Discovery. Third, both sides will conduct written document and deposition discovery to explore the named plaintiff’s claims and issues relating to class treatment. The named plaintiff’s deposition is critical and allows defense counsel an opportunity to explore the elements of Rule 23 and to determine whether the named plaintiff’s claims can be litigated on behalf of the class. During the named plaintiff’s deposition, the defense seeks information necessary to support a motion for summary judgment and to defeat class certification.
Summary Judgment. Fourth, the defense will move for summary judgment on the named plaintiff’s claims based upon facts established during discovery. The named plaintiff must submit proof of a valid claim to proceed on behalf of the class.

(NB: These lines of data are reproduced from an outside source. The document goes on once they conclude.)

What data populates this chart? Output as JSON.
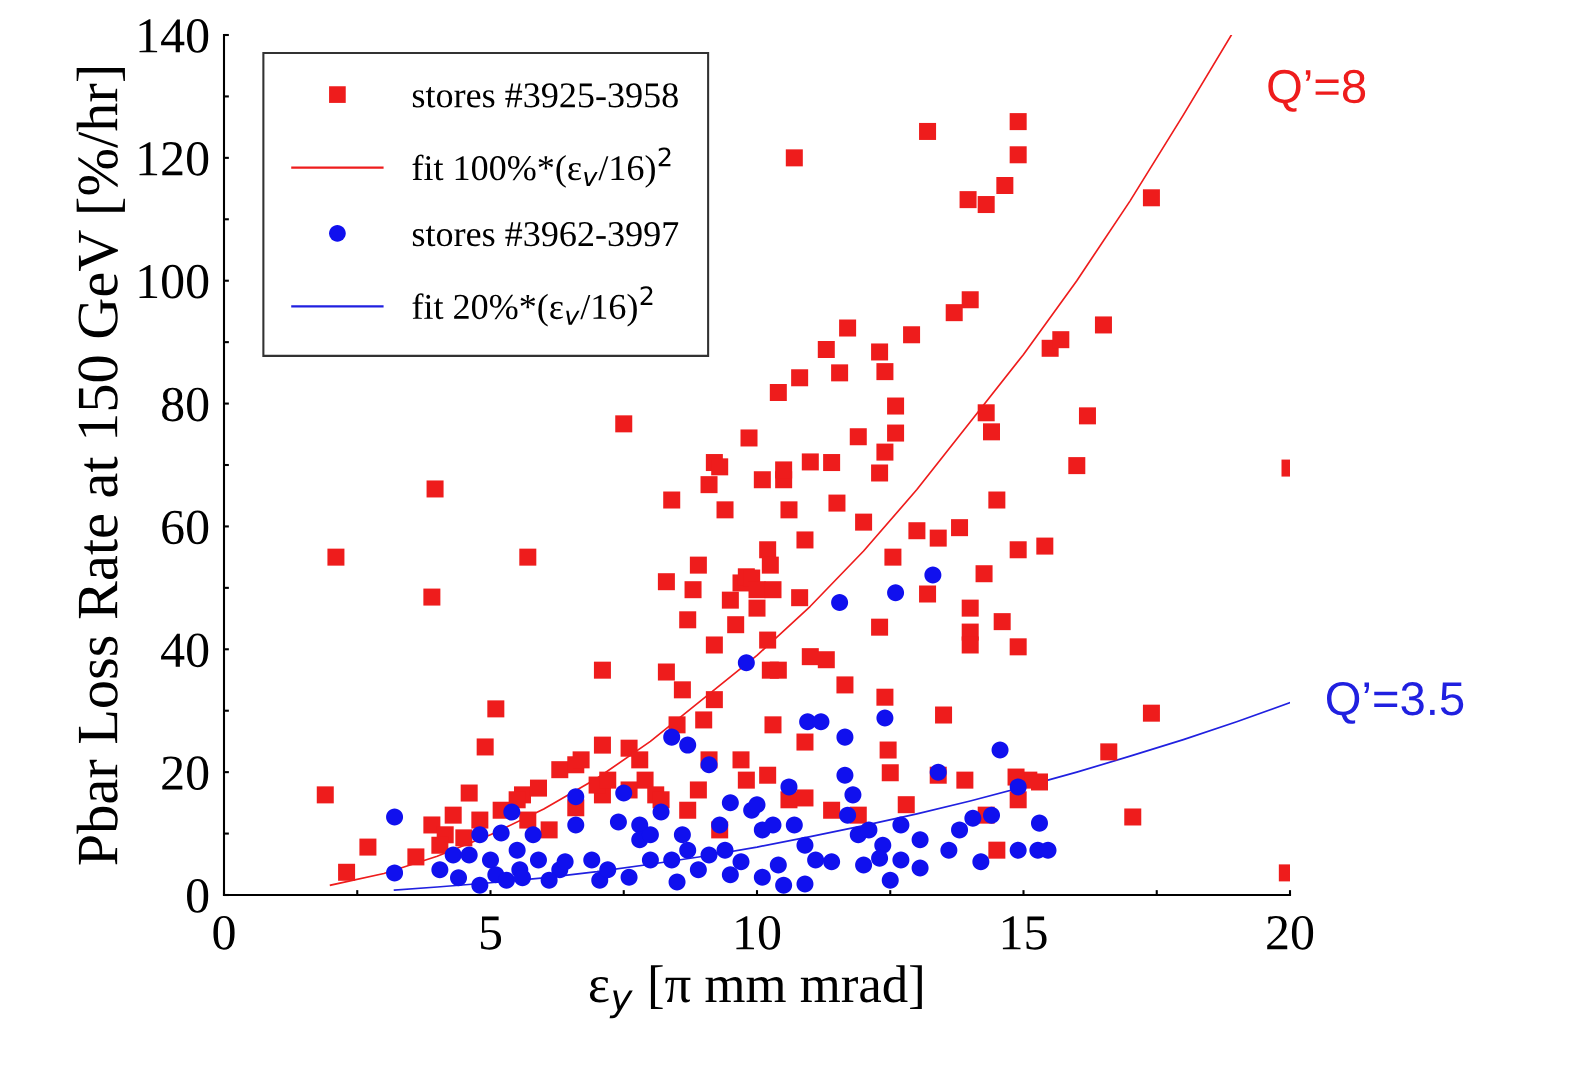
{
  "chart_data": {
    "type": "scatter",
    "xlabel": "ε$_{y}$ [π mm mrad]",
    "ylabel": "Pbar Loss Rate at 150 GeV [%/hr]",
    "xlim": [
      0,
      20
    ],
    "ylim": [
      0,
      140
    ],
    "xticks": [
      0,
      {
        "value": 2.5,
        "label": null
      },
      5,
      {
        "value": 7.5,
        "label": null
      },
      10,
      {
        "value": 12.5,
        "label": null
      },
      15,
      {
        "value": 17.5,
        "label": null
      },
      20
    ],
    "yticks": [
      0,
      {
        "value": 10,
        "label": null
      },
      20,
      {
        "value": 30,
        "label": null
      },
      40,
      {
        "value": 50,
        "label": null
      },
      60,
      {
        "value": 70,
        "label": null
      },
      80,
      {
        "value": 90,
        "label": null
      },
      100,
      {
        "value": 110,
        "label": null
      },
      120,
      {
        "value": 130,
        "label": null
      },
      140
    ],
    "grid": false,
    "legend": "top left",
    "annotations": [
      {
        "text": "Q’=8",
        "x": 18.9,
        "y": 140
      },
      {
        "text": "Q’=3.5",
        "x": 20,
        "y": 31.3
      }
    ],
    "series": [
      {
        "name": "stores #3925-3958",
        "marker": "square",
        "color": "#ee1c1c",
        "x": [
          1.9,
          2.1,
          2.3,
          2.7,
          3.96,
          3.9,
          3.9,
          3.6,
          4.15,
          4.6,
          4.9,
          5.1,
          5.7,
          5.6,
          5.9,
          6.3,
          6.6,
          6.7,
          7.1,
          7.1,
          7.1,
          7.5,
          7.6,
          7.8,
          7.9,
          8.1,
          8.3,
          8.4,
          8.3,
          8.5,
          8.6,
          8.7,
          8.8,
          8.9,
          9.2,
          9.1,
          9.2,
          9.3,
          9.4,
          9.2,
          9.0,
          9.1,
          9.5,
          9.6,
          9.7,
          9.85,
          9.8,
          9.9,
          10.0,
          10.0,
          10.1,
          10.2,
          10.25,
          10.3,
          10.4,
          10.5,
          10.5,
          10.6,
          10.7,
          10.8,
          10.8,
          10.9,
          11.0,
          10.9,
          10.2,
          10.25,
          10.4,
          10.3,
          11.0,
          11.3,
          11.4,
          11.5,
          11.55,
          11.7,
          11.3,
          11.65,
          11.9,
          12.0,
          12.3,
          12.4,
          12.4,
          12.3,
          12.6,
          12.6,
          12.55,
          12.3,
          12.4,
          12.46,
          12.5,
          12.9,
          13.0,
          13.2,
          13.4,
          13.2,
          13.5,
          13.7,
          13.8,
          14.0,
          13.96,
          14.3,
          14.0,
          14.0,
          14.0,
          14.26,
          14.3,
          14.4,
          14.5,
          14.65,
          14.6,
          14.9,
          14.9,
          14.9,
          14.9,
          15.4,
          15.5,
          15.7,
          16.0,
          16.2,
          16.5,
          16.6,
          17.05,
          17.4,
          17.4,
          19.95,
          20,
          4.05,
          4.3,
          4.5,
          4.8,
          5.2,
          5.5,
          5.7,
          6.1,
          6.6,
          7.0,
          7.2,
          7.6,
          8.2,
          8.7,
          8.9,
          9.3,
          9.7,
          9.8,
          10.2,
          10.6,
          10.9,
          11.4,
          11.9,
          12.8,
          13.4,
          13.9,
          14.3,
          14.5,
          14.9,
          15.1,
          15.3,
          14.86
        ],
        "values": [
          16.3,
          55,
          3.7,
          7.8,
          66.1,
          48.5,
          11.4,
          6.2,
          9.8,
          16.6,
          24.1,
          30.3,
          55,
          16.3,
          17.4,
          20.4,
          21.2,
          22,
          36.6,
          24.4,
          16.3,
          76.7,
          23.9,
          22,
          18.7,
          16.3,
          51,
          64.3,
          36.3,
          27.7,
          33.4,
          44.8,
          49.7,
          53.7,
          40.7,
          66.8,
          70.4,
          69.7,
          62.7,
          31.8,
          28.5,
          22,
          48,
          44,
          50.8,
          74.4,
          51.8,
          51.6,
          49.7,
          46.7,
          67.6,
          56.2,
          53.7,
          49.7,
          81.8,
          67.6,
          69.2,
          62.7,
          120,
          84.2,
          48.4,
          57.8,
          70.5,
          24.9,
          41.5,
          36.6,
          36.6,
          27.7,
          38.8,
          88.8,
          70.4,
          63.8,
          85,
          92.3,
          38.3,
          34.2,
          74.6,
          60.7,
          88.4,
          85.2,
          72.1,
          68.7,
          75.2,
          79.6,
          55,
          43.6,
          32.2,
          23.6,
          19.9,
          91.2,
          59.3,
          124.3,
          58.1,
          49,
          29.3,
          94.8,
          59.8,
          96.9,
          113.2,
          112.4,
          46.7,
          42.8,
          40.7,
          52.3,
          78.5,
          75.4,
          64.3,
          115.5,
          44.5,
          125.9,
          120.5,
          56.2,
          40.4,
          56.8,
          89,
          90.4,
          69.9,
          78,
          92.8,
          23.3,
          12.7,
          113.5,
          29.6,
          3.6,
          69.5,
          8.1,
          13,
          9.3,
          12.2,
          13.8,
          15.5,
          12.2,
          10.6,
          14.2,
          17.9,
          18.7,
          17.1,
          15.5,
          13.8,
          17.1,
          10.6,
          22,
          18.7,
          19.5,
          15.5,
          15.8,
          13.8,
          13,
          14.7,
          19.5,
          18.7,
          13,
          7.3,
          15.5,
          18.7,
          18.4,
          19.2
        ]
      },
      {
        "name": "fit 100%*(ε$_{v}$/16)$^{2}$",
        "type": "line",
        "line_style": "solid",
        "color": "#ee1c1c",
        "x": [
          2,
          3,
          4,
          5,
          6,
          7,
          8,
          9,
          10,
          11,
          12,
          13,
          14,
          15,
          16,
          17,
          18,
          18.9
        ],
        "values": [
          1.6,
          3.5,
          6.3,
          9.8,
          14,
          19,
          25,
          32,
          39,
          47,
          56,
          66,
          77,
          88,
          100,
          113,
          127,
          140
        ]
      },
      {
        "name": "stores #3962-3997",
        "marker": "circle",
        "color": "#1010ee",
        "x": [
          3.2,
          3.2,
          4.05,
          4.3,
          4.6,
          4.8,
          5.0,
          5.2,
          5.4,
          5.5,
          5.55,
          5.8,
          5.9,
          6.3,
          6.6,
          6.6,
          6.9,
          7.05,
          7.5,
          7.4,
          7.8,
          7.8,
          8.2,
          8.4,
          8.7,
          8.6,
          8.4,
          9.1,
          9.3,
          9.5,
          9.8,
          9.9,
          10.0,
          10.1,
          10.3,
          10.6,
          10.7,
          10.9,
          10.95,
          11.2,
          10.9,
          11.55,
          11.65,
          11.65,
          11.8,
          11.7,
          11.9,
          12.1,
          12.4,
          12.36,
          12.5,
          12.6,
          12.7,
          13.06,
          13.3,
          13.4,
          13.6,
          13.8,
          14.05,
          14.2,
          14.4,
          14.56,
          14.9,
          14.9,
          15.3,
          15.27,
          15.46,
          12.7,
          4.4,
          4.8,
          5.1,
          5.3,
          5.6,
          6.1,
          6.4,
          7.2,
          7.6,
          8.0,
          8.5,
          8.9,
          9.1,
          9.5,
          9.7,
          10.1,
          10.4,
          10.5,
          11.1,
          11.4,
          12.0,
          12.3,
          13.06,
          9.4,
          8.7,
          8.0
        ],
        "values": [
          12.7,
          3.6,
          4.1,
          6.5,
          6.5,
          9.8,
          5.7,
          10.1,
          13.5,
          7.3,
          4.1,
          9.8,
          5.7,
          4.1,
          16,
          11.4,
          5.7,
          2.4,
          16.6,
          11.9,
          11.4,
          9,
          13.5,
          25.7,
          24.4,
          9.8,
          5.7,
          21.2,
          11.4,
          15,
          37.8,
          13.8,
          14.7,
          10.6,
          11.4,
          17.6,
          11.4,
          8.1,
          28.2,
          28.2,
          1.8,
          47.6,
          25.7,
          19.5,
          16.3,
          13,
          9.8,
          10.6,
          28.8,
          8.1,
          2.4,
          49.2,
          5.7,
          9,
          52.1,
          20,
          7.3,
          10.6,
          12.5,
          5.4,
          13,
          23.6,
          17.6,
          7.3,
          11.7,
          7.3,
          7.3,
          11.4,
          2.8,
          1.6,
          3.3,
          2.4,
          2.8,
          2.4,
          5.4,
          4.1,
          2.9,
          5.7,
          2.1,
          4.1,
          6.5,
          3.3,
          5.4,
          2.9,
          4.9,
          1.6,
          5.7,
          5.4,
          4.9,
          6,
          4.4,
          7.3,
          7.3,
          9.8
        ]
      },
      {
        "name": "fit 20%*(ε$_{v}$/16)$^{2}$",
        "type": "line",
        "line_style": "solid",
        "color": "#2020e0",
        "x": [
          3.2,
          4,
          5,
          6,
          7,
          8,
          9,
          10,
          11,
          12,
          13,
          14,
          15,
          16,
          17,
          18,
          19,
          20
        ],
        "values": [
          0.8,
          1.3,
          2,
          2.8,
          3.8,
          5,
          6.3,
          7.8,
          9.5,
          11.3,
          13.2,
          15.3,
          17.6,
          20,
          22.6,
          25.3,
          28.2,
          31.3
        ]
      }
    ]
  }
}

Class Certification. Fifth, the defense will try to defeat class certification. The class certification phase in a class action is critical and perhaps more important than the trial of the case. This phase will determine whether the case will proceed on behalf of one or a few plaintiffs or on behalf of an entire class. In opposing class certification, a defendant will object on the grounds that class treatment is inappropriate, showing, for example, that individual issues of material fact make the case unsuitable for class treatment, the named plaintiff will not adequately represent the class, or the case cannot be efficiently managed as a class action. The named plaintiff has the burden of proving that class treatment is appropriate.
Although class actions are procedurally complex, early steps can be taken to prepare for and succeed at the class certification phase. The above strategies will help counsel anticipate early obstacles and opportunities while navigating their class actions cases.